Vor 75 Jahren , im März 1945, stellten sich die Wettringer Bürger die gleichen Fragen. Damals ging es nicht um die unsichtbare Gefahr einer Epidemie, sondern um die ungewisse Zukunft am Ende des furchtbaren  Zweiten Weltkrieges. Die Nazi-Herrschaft  ging dem Ende zu, die alliierten  Truppen  - im Münsterland die Engländer - rückten unaufhaltsam in Deutschland vor. Wird es noch zu Kämpfen kommen? Wie werden sich die Besatzer verhalten? Dass es noch fanatische , unbelehrbare Nazis gab, beweist ein kleiner Zwischenfall an der Metelener Straße . Ein Anwohner  wollte das  damalige Straßenschild „Adolf-Hitler-Straße“  an seinem Haus entfernen, ein  SS-Kradfahrer hielt ihn  mit vorgehaltener Pistole davon ab.

Am 31.3.1945 rückten englische Panzer von Burgsteinfurt her in Wettringen ein. Nicht zuletzt wegen einer Panzersperre auf der Burgsteinfurter  Straße nahmen sie Maschinengewehre und Flak im Ortskern unter Feuer. Sechs Häuser wurden beim Einmarsch zerstört oder stark beschädigt (Abbing, Welp und Henrichsmann  auf dem Hügel,  Wirtschaftsgebäude des Krankenhauses, Müller Termühlen im Andorf, Merker-Scheiper  am Bilker Postdamm). Einige junge Männer hatten in den letzten Kriegstagen die Keile  einer schweren Panzersperre an der Hügelstraße festgenagelt, so dass diese nicht mehr eingesetzt werden konnte. Sicherlich wurden durch diese mutige „Sabotage“  weitere Kampfhandlungen verhindert.
Viele Einwohner suchten in den Kellern Schutz.. SS-Streifen tauchten auf, um die Übergabe des Dorfes zu verhindern. Mut bewies auch der englisch sprechende Harry Engels,  der den Kontakt zu den englischen Soldaten suchte. Um den Ort vor Zerstörung zu schützen, hisste  er mit anderen  verantwortungsbewussten  Männern auf dem Kirchturm die weiße Fahne.
Es kam nicht mehr zu Kämpfen, aber am Karsamstag 1945 dennoch zu einem großen Unglück: Fünf Schulkinder hatten sich an einem deutschen Armeewagen zu schaffen gemacht, der kurz vor Maxhafen im Straßengraben lag. Bei der Explosion der im Wagen befindlichen Munition starben alle fünf Kinder.

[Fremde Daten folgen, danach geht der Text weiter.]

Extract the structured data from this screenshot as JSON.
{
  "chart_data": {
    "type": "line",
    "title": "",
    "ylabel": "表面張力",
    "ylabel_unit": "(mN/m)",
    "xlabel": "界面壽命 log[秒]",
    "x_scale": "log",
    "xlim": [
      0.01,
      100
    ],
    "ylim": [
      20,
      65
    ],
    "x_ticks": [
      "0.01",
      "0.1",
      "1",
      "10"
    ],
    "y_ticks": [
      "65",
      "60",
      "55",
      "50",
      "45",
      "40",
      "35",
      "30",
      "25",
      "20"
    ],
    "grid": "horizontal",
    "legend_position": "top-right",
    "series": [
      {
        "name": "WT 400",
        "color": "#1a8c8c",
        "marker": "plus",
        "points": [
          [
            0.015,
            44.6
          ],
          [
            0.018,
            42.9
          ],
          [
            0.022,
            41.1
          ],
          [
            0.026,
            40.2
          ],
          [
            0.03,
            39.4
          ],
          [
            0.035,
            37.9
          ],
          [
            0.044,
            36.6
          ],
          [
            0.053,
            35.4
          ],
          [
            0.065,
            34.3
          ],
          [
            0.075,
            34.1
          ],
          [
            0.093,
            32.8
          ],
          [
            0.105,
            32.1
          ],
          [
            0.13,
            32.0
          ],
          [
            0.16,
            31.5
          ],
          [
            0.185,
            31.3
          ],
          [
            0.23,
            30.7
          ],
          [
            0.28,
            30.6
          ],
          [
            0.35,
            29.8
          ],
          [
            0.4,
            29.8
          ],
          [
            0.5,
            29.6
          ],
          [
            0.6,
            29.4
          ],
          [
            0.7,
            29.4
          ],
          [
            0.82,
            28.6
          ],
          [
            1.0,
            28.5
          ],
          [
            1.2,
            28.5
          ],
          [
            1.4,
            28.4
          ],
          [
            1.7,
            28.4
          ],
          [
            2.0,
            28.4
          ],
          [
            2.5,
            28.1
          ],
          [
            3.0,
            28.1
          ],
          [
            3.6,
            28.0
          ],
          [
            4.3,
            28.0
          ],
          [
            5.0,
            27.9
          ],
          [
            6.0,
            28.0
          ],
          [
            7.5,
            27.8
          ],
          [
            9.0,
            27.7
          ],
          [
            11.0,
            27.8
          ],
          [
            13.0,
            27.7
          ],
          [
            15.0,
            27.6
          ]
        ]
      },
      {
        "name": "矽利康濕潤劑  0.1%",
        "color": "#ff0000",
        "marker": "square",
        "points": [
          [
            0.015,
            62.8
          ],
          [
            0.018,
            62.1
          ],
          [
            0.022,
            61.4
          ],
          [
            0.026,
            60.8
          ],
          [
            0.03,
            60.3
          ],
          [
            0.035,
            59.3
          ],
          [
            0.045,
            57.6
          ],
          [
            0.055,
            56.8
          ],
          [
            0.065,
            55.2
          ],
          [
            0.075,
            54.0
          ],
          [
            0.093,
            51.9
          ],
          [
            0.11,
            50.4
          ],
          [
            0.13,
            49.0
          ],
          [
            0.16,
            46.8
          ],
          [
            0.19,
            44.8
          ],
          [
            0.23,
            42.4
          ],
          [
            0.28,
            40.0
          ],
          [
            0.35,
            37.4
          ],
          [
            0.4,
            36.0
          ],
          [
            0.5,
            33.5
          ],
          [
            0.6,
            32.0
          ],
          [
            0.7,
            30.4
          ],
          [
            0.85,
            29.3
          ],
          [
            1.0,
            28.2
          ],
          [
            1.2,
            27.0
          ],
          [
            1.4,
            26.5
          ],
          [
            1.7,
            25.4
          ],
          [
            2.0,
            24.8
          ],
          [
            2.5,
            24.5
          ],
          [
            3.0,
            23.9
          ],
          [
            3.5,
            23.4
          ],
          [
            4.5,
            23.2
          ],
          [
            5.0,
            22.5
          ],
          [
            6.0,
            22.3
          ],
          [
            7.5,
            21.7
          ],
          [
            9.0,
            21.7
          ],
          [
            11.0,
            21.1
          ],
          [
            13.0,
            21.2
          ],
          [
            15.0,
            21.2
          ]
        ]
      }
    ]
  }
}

Am Ostermontag quartierten sich  die Engländer im Ort ein, ein zunächst verhängtes vollständiges Ausgehverbot wurde schnell gelockert. Die Besatzungssoldaten verhielten sich weitgehend  korrekt und oft sehr freundlich gegenüber den Kindern. Allerdings kam es  in den Folgemonaten zu etlichen  Plünderungen und Rachezügen durch ehemalige Zwangsarbeiter und KZ-Insassen. Über 400 englische, belgische, französische, und polnische Soldaten quartierten sich in Wettringen für einige Monate ein. Untergebracht wurden sie in Rottmanns Zigarrenfabrik, in der Mädchenschule an der Kirche , aber auch in  vielen Privathäusern.
Harry Engels wurde von der englischen Militärregierung  zunächst als Bürgermeister eingesetzt, von April 1946  bis zu den ersten freien Gemeindewahlen am 15.9.1946 war er Gemeindedirektor.

Im Zweiten Weltkrieg fanden 232 Wettringer den Tod, 220 Soldaten und 12 Zivilpersonen, 131 Personen gelten als vermisst. Viele über 80 Jahre alten Bürger erinnern sich noch an die damalige schlimme Zeit. Für  viele Menschen der jüngeren Generationen ist die über 75 Jahre lange  Friedenszeit und ein Leben in Freiheit leider allzu selbstverständlich.

Die letzte Märzwoche 2020 mit der ständig wachsenden Infektionsgefahr wird sicherlich allen in Erinnerung bleiben. Was erwartet uns zu Ostern 2020?,. Ob der unsichtbare Corona-Feind eingedämmt oder sogar besiegt werden kann, hängt entscheidend vom  Verhalten eines jeden Einzelnen ab. Die große Ernüchterung, die Einsicht, dass in unserer hoch organisierten und geplanten Welt doch nicht alles kontrollierbar, sicher  und lenkbar ist, wächst von Tag zu Tag. Die Sorge um die  soziale  Zukunft angesichts der lahm gelegten Wirtschaft ist berechtigt.
Aber die erzwungene Entschleunigung sowohl des gesellschaftlichen als auch des privaten Lebens  hat anscheinend zu mehr  Verantwortungsbewusstsein und sozialer Sensibilität geführt.